El grado de conciliación laboral que pueden disponer los ciudadanos es una de las medidas del grado de bienestar de una sociedad. No es la única pero sí la que señala con mayor exactitud cuán lejos ha llegado la sofisticación social en una democracia avanzada. La conciliación recoge y cristaliza en leyes la idea de que el ocio es tan importante como el trabajo y que cuando mayor sea la satisfacción fuera de las tareas productivas, más rentabilidad aportará el profesional o trabajador a la cuenta de resultados de una empresa (efecto final y decisivo para una compañía).

Esto es tan cierto como antiguo; no es un paradigma laboral que acaba de probarse hoy en los usos y costumbres sociales, sino que es un modo de trabajar ampliamente difundido y probado desde la década de los sesenta del siglo pasado. Y, sin embargo, no cuaja de forma satisfactoria. Hay fuerzas que se resisten a normalizarlo y, por lo tanto, si se aceptan sus premisas básicas (el efecto benéfico sobre la producción), estas resistencias frenan la productividad y el valor añadido global.

Las leyes tienen que reconocer y defender de forma activa el derecho de los trabajadores y profesionales a una vida familiar, a la paternidad o a la maternidad, a horarios que permitan dedicarse a la lectura, mirar la televisión, visitar un museo o a la simple holganza. Una empresa tiene que ofrecer un cuadro amplio de horarios flexibles para que el trabajo se alinee o coordine con la vida personal.

Los modelos de horarios rígidos, servidos en un centro de trabajo inapelable y con productividades tasadas a fuerza de disciplina están obsoletos. Pueden aplicarse, siempre con moderación, en actividades o mercados de producción cerrada (algunas industrias, construcción) pero es evidente que en casi todos los trabajos el modelo dominante es el de la flexibilidad de horarios y localizaciones. La misma tecnología que permite el trabajo desde el salón de casa es la que justifica la conciliación y desmiente los prejuicios que se oponen a ella.

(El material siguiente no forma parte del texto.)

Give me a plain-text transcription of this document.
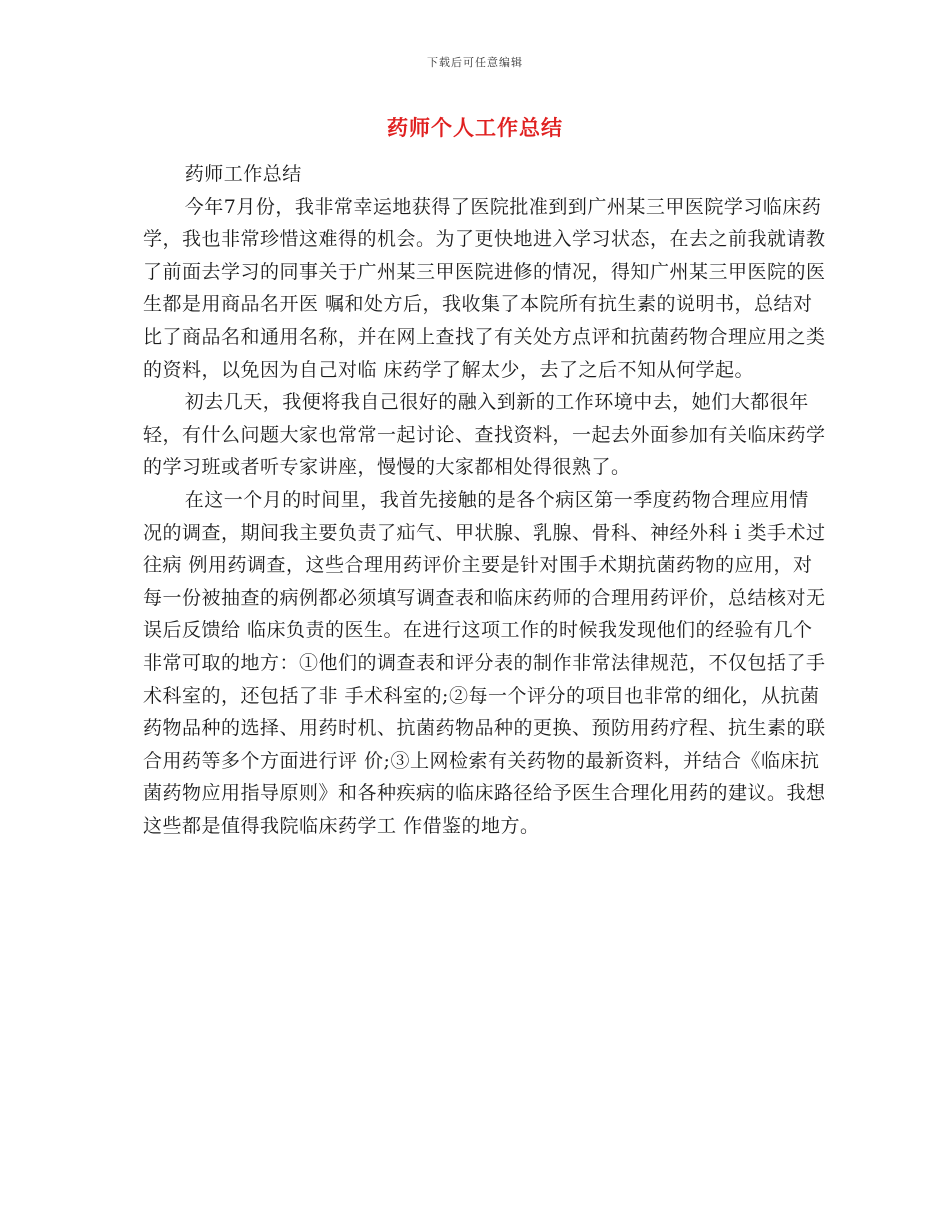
下载后可任意编辑
药师个人工作总结

药师工作总结

今年7月份，我非常幸运地获得了医院批准到到广州某三甲医院学习临床药学，我也非常珍惜这难得的机会。为了更快地进入学习状态，在去之前我就请教了前面去学习的同事关于广州某三甲医院进修的情况，得知广州某三甲医院的医生都是用商品名开医 嘱和处方后，我收集了本院所有抗生素的说明书，总结对比了商品名和通用名称，并在网上查找了有关处方点评和抗菌药物合理应用之类的资料，以免因为自己对临 床药学了解太少，去了之后不知从何学起。

初去几天，我便将我自己很好的融入到新的工作环境中去，她们大都很年轻，有什么问题大家也常常一起讨论、查找资料，一起去外面参加有关临床药学的学习班或者听专家讲座，慢慢的大家都相处得很熟了。

在这一个月的时间里，我首先接触的是各个病区第一季度药物合理应用情况的调查，期间我主要负责了疝气、甲状腺、乳腺、骨科、神经外科ｉ类手术过往病 例用药调查，这些合理用药评价主要是针对围手术期抗菌药物的应用，对每一份被抽查的病例都必须填写调查表和临床药师的合理用药评价，总结核对无误后反馈给 临床负责的医生。在进行这项工作的时候我发现他们的经验有几个非常可取的地方：①他们的调查表和评分表的制作非常法律规范，不仅包括了手术科室的，还包括了非 手术科室的;②每一个评分的项目也非常的细化，从抗菌药物品种的选择、用药时机、抗菌药物品种的更换、预防用药疗程、抗生素的联合用药等多个方面进行评 价;③上网检索有关药物的最新资料，并结合《临床抗菌药物应用指导原则》和各种疾病的临床路径给予医生合理化用药的建议。我想这些都是值得我院临床药学工 作借鉴的地方。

Entonces, ¿de donde procede la desconfianza persistente hacia las políticas de conciliación? ¿Es mera inercia que será corregida con el tiempo? En algunos estratos empresariales está muy extendida la idea de que todo lo que no sea producción presencial y continuada es un coste que paga quien financia la empresa. Existe un prejuicio arraigado que considera el ocio como haraganería, sin más explicaciones ni consideraciones; el mismo que vincula la atención y la preocupación por la empresa con la presencia física. Y existe una tendencia a considerar como un asunto trivial las responsabilidades de educación de los padres trabajadores para con los hijos. El reconocimiento de esa responsabilidad, social y familiar, fundamenta las bajas por maternidad o paternidad.

Existe una responsabilidad evidente en el legislador, puesto que desde las leyes debe cambiarse la inercia que se resiste de forma difusa a la conciliación. Este es uno de esos casos en los que la dinámica social debe reforzarse desde la iniciativa política. El momento es delicado. Por una parte, las decisiones políticas están en manos de un Gobierno poco inclinado a las reformas que impliquen mejoras sociales; y, por añadidura, su minoría en el Congreso tampoco ayuda. Por otra, florece un tipo de economía en el que aparecen empresas creadas, al menos en sus inicios, sobre el empleo precario y la minimización de derechos. Algunas de esas empresas están en los tribunales y otras con sentencias desfavorables. Pero es necesario incluir un impulso político. Si hay un momento para las reformas legislativas es ahora.